Highlights & Insights¶
- The first open-domain knowledge editing benchmark covering 25 domains, with a scale (311K) significantly surpassing prior benchmarks.
- The NMCS algorithm elegantly unifies multiple evaluation criteria within a single sampling framework, allowing criterion combinations to emerge naturally rather than being artificially constructed.
- The work systematically exposes the fragility of L&E methods under complex ripple effect evaluations, providing clear directions for improving editing approaches.
- Domain-level analysis reveals that knowledge editing in low-resource and niche domains is more challenging, warranting greater attention in future research.
Limitations & Future Work¶
- Currently covers English only; multilingual knowledge editing is not addressed.
- Focuses on the text modality; multimodal scenarios such as visual LLM editing are not included.
- Subgraph structures are limited to simple chains; more complex graph structures (e.g., star, mesh) are not explored.
- Future work could leverage Wikidata's multimodal content (e.g., images, videos) to construct more comprehensive multimodal editing benchmarks.
Related Work & Insights¶
- ZSRE / CounterFact: Early editing benchmarks that only evaluate reliability and simple rephrase; UniEdit substantially expands the evaluation scope.
- MQuAKE / RippleEdit: Focus on multi-hop reasoning and ripple effects respectively; UniEdit unifies these criteria through NMCS.
- ROME / MEMIT / AlphaEdit: L&E methods are shown on UniEdit to generalize less effectively than previously expected.
- Insight: Knowledge editing evaluation must account for the "propagation scope" of edited knowledge — after modifying a fact, the model should maintain consistency across various reasoning chains involving that fact.
Rating¶
- Novelty: ⭐⭐⭐⭐ The NMCS approach to unifying multiple evaluation criteria is novel, and the 25-domain coverage is the broadest among comparable benchmarks.
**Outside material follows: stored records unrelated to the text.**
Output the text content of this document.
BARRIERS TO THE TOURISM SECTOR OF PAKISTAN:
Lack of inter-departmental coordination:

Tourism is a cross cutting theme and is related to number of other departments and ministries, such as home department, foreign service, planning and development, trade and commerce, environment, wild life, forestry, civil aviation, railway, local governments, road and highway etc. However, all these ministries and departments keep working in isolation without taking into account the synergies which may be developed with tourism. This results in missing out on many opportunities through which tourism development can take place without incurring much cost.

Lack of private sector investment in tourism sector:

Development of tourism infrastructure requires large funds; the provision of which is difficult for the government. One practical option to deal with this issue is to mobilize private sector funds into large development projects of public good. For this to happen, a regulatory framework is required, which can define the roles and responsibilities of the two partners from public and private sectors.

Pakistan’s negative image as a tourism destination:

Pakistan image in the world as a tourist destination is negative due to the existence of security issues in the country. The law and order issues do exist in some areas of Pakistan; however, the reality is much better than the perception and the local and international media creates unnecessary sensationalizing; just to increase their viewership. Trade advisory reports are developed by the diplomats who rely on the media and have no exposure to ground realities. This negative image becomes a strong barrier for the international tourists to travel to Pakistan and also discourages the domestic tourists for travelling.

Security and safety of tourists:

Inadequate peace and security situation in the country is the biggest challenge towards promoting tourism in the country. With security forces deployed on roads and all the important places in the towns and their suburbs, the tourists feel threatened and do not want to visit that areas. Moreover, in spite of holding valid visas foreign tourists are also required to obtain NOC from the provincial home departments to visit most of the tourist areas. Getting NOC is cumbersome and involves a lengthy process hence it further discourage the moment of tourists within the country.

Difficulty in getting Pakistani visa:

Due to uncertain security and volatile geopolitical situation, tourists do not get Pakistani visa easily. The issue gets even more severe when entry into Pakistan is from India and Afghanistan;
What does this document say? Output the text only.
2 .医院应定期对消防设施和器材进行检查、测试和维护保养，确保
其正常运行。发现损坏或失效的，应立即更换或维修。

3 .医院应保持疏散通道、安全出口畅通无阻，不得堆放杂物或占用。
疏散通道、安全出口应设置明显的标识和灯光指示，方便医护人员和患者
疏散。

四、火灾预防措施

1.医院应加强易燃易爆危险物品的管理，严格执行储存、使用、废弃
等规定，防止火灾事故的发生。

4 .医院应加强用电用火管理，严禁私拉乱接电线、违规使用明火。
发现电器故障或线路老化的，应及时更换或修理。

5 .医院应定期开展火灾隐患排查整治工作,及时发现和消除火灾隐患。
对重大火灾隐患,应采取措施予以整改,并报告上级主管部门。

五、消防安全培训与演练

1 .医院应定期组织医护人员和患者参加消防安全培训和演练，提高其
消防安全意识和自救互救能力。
- Experimental Thoroughness: ⭐⭐⭐⭐⭐ 7 editors × 3 LLM backbones × 25 domains × multiple evaluation criterion combinations; the experiments are highly comprehensive.
- Writing Quality: ⭐⭐⭐⭐ The construction pipeline is clearly presented and the experimental analysis is systematic and in-depth.
- Value: ⭐⭐⭐⭐ Provides the knowledge editing field with a much-needed standardized, large-scale evaluation infrastructure.